При последних словах Ланговой-Арзамасов невольно вздрогнул.
— Что с ней?
— С ней все в порядке. Она в Хабаровске, здорова. Я наводил справки у генерала Сычева, у которого она работала. Генерал хорошо о ней отзывается. Таким образом, у вас есть все данные зарекомендовать себя хорошо перед японской военной миссией.
— Я думаю, что я себя уже зарекомендовал, — ответил Ланговой после непродолжительной паузы. — Господин Куксенко должен был вам рассказать.
— Я говорю не о прошлом, а о будущем. К тому же для Японской империи вы еще ничего не сделали.
— Что я должен сделать?
— Об этом я и намерен с вами поговорить. Вы должны выполнить мое поручение.
— Какое?
— Это поручение связано с риском. Некоторое время вы будете жить в Хабаровске. Но, когда вернетесь в Харбин, мы вам хорошо заплатим. Вы с вашей невестой будете хорошо устроены.

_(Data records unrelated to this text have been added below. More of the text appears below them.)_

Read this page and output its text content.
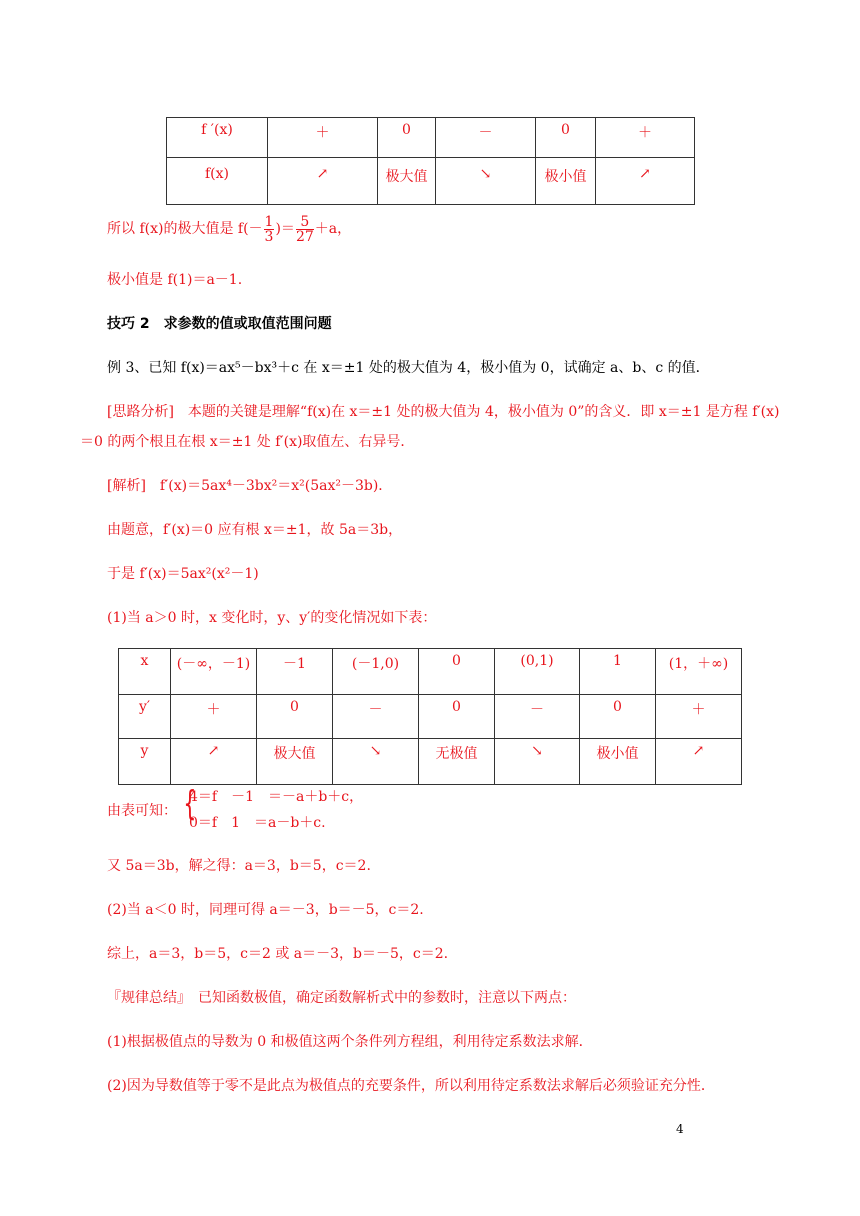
f ′(x)	＋	0	－	0	＋
f(x)	↗	极大值	↘	极小值	↗
所以 f(x)的极大值是 $f(- \frac{1}{3}$ )＝ $\frac{5}{27} +a$，
极小值是 f(1)＝a－1.
技巧 2　求参数的值或取值范围问题
例 3、已知 f(x)＝ax⁵－bx³＋c 在 x＝±1 处的极大值为 4，极小值为 0，试确定 a、b、c 的值．
[思路分析]　本题的关键是理解“f(x)在 x＝±1 处的极大值为 4，极小值为 0”的含义．即 x＝±1 是方程 f′(x)
＝0 的两个根且在根 x＝±1 处 f′(x)取值左、右异号．
[解析]　f′(x)＝5ax⁴－3bx²＝x²(5ax²－3b)．
由题意，f′(x)＝0 应有根 x＝±1，故 5a＝3b，
于是 f′(x)＝5ax²(x²－1)
(1)当 a＞0 时，x 变化时，y、y′的变化情况如下表：
x	(－∞，－1)	－1	(－1,0)	0	(0,1)	1	(1，＋∞)
y′	＋	0	－	0	－	0	＋
y	↗	极大值	↘	无极值	↘	极小值	↗
由表可知： {
4＝f　－1　＝－a＋b＋c，
0＝f　1　＝a－b＋c.
又 5a＝3b，解之得：a＝3，b＝5，c＝2.
(2)当 a＜0 时，同理可得 a＝－3，b＝－5，c＝2.
综上，a＝3，b＝5，c＝2 或 a＝－3，b＝－5，c＝2.
『规律总结』　已知函数极值，确定函数解析式中的参数时，注意以下两点：
(1)根据极值点的导数为 0 和极值这两个条件列方程组，利用待定系数法求解．
(2)因为导数值等于零不是此点为极值点的充要条件，所以利用待定系数法求解后必须验证充分性．
4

— При чем тут моя невеста?
— Она должна вам помочь.
Ланговой испугался. Может быть, впервые в жизни. Он мог один ходить с ружьем по тайге, вместе с отцом ходил не медведя, задерживал диверсантов на границе — и ему никогда не было страшно. Здесь, в Маньчжурии, он только и ждал такого случая, чтобы получить задание японской разведки и доложить об этом Невьянцеву. Но впутывать Ольгу в такие дела он не хотел. У него и в мыслях не было, что Ольга когда-нибудь будет участвовать в порученном ему деле.